Foreign Income Taxation: Different Models


Countries adopt different approaches to taxing income earned abroad. In general, the regimes are divided into:


  • Worldwide Taxation: The global income of the tax resident is taxed, regardless of the source – the most common model.

  • Territorial Taxation: Only the income earned within the country is taxed.

  • Special Regimes for Temporary Residents: Some countries offer incentives to attract foreign professionals.


Countries and Their Foreign Income Taxation Regimes


Spain: The Impatriate Regime (Beckham Law)

Spain taxes tax residents on their global income but offers the Beckham regime, which allows foreigners to pay a reduced tax on income earned within the country, excluding foreign income.


Italy: Forfettario Regime

Italy offers the forfettario regime, with reduced rates for independent professionals with limited annual revenue.


France: Worldwide Taxation with Double Taxation Agreements

In France, tax residents are taxed on their global income, but treaties to avoid double taxation and specific deductions are available.


Malta: Non-Domiciled Resident Regime

Malta offers the "Non-Domiciled Resident" regime, which taxes foreign income only if it is remitted to the country, making it an attractive destination for those who want control over transferring their income.


Ireland: Worldwide Taxation, But with Benefits for Digital Nomads

Ireland adopts the worldwide taxation model but offers incentives for startups and foreign residents, making it a viable destination for digital nomads looking to establish a base in Europe.


Personal Factors and the Choice of Tax Regime


The decision on where to establish tax residency is not based solely on tax considerations but also on individual factors such as quality of life, stability, and financial security.

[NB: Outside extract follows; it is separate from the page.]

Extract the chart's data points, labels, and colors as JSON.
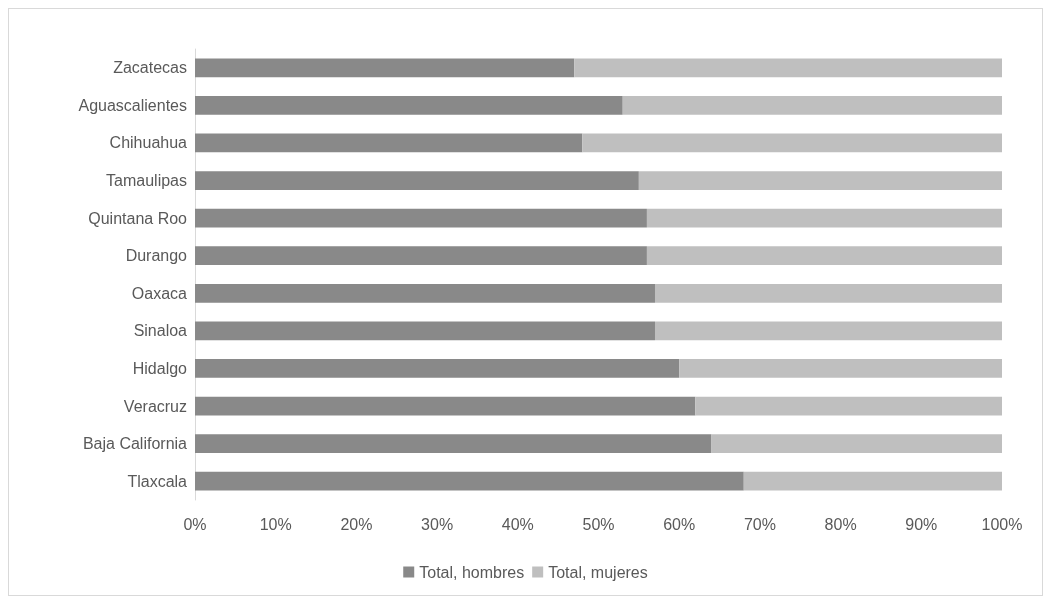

For many digital nomads, the possibility of flexibility and lower taxation may influence the decision to stay in a country, while the search for a welcoming environment aligned with their lifestyle also plays a significant role.


Conclusion


Each European country has a unique tax system with advantages and challenges for digital nomads. Before choosing a destination for tax residency, it is essential to evaluate double taxation treaties, special regimes, and how compatible the legislation is with your financial and professional situation. Strategic tax planning combined with a lifestyle-adapted approach can ensure a more balanced and financially efficient experience.